Zugegeben etwas albern, aber: Was würde man sich wünschen, wenn man drei Wünsche frei hätte? Wenn es denn Feen gäbe und man einer solchen begegnen würde? Albern, wie gesagt, und doch haben die meisten von uns – wenn nicht alle – diesen hypothetischen Fall schon einmal für sich durchgespielt. Einmal die Macht zu haben, sich mit allem zu versorgen, was großartig, reich und berühmt macht.

Trotzdem kommen die meisten Wünscher zu der Erkenntnis, daß auch drei freie Wünsche immer einen Haken haben beziehungsweise immer ein Wunsch zu wenig sind. Ich habe dieses Dilemma dahingehend aufgelöst, daß mein erster Wunsch stets lautete: „Zehn zusätzliche freie Wünsche.“ Was ziemlich unbescheiden klingen mag, mich aber – weil ich über ein unbegrenztes Wunschpotential verfügte – in die Lage versetzen würde, auch nachrangige Verlangen sofort zu realisieren. Ich könnte mir zum Beispiel endlich einmal einen zufriedenstellenden Haarschnitt zulegen oder mit dem Schnarchen aufhören. Warum nicht? Kommt ja nicht darauf an.

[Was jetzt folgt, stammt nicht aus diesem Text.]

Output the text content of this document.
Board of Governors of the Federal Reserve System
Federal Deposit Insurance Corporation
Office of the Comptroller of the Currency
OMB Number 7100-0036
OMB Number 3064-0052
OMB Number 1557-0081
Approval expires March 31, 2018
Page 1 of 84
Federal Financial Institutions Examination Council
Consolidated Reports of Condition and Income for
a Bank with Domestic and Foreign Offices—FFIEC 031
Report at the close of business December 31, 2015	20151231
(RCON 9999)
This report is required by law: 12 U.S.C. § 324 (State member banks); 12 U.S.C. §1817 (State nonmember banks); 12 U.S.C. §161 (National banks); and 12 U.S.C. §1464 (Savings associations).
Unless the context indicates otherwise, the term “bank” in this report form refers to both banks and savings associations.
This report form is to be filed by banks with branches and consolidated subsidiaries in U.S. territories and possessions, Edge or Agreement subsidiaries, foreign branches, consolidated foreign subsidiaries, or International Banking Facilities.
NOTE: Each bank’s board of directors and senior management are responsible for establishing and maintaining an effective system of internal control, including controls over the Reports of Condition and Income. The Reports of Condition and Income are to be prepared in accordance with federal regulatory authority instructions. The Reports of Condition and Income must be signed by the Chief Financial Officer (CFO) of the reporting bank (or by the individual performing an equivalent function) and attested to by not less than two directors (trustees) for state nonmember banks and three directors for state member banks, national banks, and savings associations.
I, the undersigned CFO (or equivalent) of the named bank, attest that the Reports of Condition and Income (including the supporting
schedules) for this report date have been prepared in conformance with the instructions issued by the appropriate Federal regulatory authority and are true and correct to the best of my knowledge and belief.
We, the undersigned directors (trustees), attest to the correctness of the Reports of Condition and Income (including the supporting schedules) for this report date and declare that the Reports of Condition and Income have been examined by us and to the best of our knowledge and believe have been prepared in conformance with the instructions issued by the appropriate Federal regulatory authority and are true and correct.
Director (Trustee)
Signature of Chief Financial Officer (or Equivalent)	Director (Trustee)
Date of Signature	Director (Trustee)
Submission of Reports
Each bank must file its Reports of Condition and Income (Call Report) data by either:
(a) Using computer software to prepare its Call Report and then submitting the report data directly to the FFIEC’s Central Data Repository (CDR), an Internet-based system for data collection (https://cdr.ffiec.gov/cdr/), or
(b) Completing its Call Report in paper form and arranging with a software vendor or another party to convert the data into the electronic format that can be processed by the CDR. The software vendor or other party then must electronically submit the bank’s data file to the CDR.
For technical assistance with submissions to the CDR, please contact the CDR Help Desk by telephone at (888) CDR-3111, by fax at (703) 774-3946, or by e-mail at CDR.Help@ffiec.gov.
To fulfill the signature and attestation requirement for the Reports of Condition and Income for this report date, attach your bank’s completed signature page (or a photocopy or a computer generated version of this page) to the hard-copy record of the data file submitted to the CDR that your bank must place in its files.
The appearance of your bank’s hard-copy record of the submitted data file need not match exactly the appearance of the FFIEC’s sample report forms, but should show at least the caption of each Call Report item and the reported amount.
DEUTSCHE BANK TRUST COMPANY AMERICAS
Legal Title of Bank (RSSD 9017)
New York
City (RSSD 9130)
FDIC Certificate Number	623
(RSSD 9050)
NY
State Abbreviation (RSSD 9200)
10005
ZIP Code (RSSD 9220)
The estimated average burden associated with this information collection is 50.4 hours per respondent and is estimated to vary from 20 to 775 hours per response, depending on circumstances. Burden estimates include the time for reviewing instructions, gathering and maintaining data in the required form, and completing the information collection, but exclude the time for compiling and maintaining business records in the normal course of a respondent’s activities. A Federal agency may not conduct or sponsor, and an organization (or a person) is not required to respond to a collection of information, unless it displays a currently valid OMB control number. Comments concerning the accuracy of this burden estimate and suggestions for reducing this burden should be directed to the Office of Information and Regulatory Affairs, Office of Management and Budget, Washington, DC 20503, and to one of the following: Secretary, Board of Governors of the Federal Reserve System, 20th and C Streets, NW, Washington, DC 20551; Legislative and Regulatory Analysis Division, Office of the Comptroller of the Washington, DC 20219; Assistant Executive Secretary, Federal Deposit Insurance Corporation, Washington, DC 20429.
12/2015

Für die gerade wieder gestartete Fußball-Bundesliga würde ich die Kommentatoren von Film, Funk und Presse per Wunsch dazu verdonnern, endlich die Lobesvariante „brasilianisch“ zu vermeiden. Warum? Weil's mich ärgert. Weil alles, was nicht schon bei der Ballannahme ausgleitet und in den Dreck fliegt, unter „brasilianisch“ läuft.

Jeder popelige Absatzkick wird sofort dem Repertoire der Brasilianer zugeordnet. Nur zur Information: Den Ball mit dem Absatz weiterleiten, das kann jeder C-Klassen-Kicker! Das kann sogar ich! Für einen Profi ist das so schwierig, wie in der Nase zu bohren. So schlecht ist das Niveau der Bundesliga nun auch wieder nicht, daß man jede läppische Variante gleich als Meisterleistung feiern muß.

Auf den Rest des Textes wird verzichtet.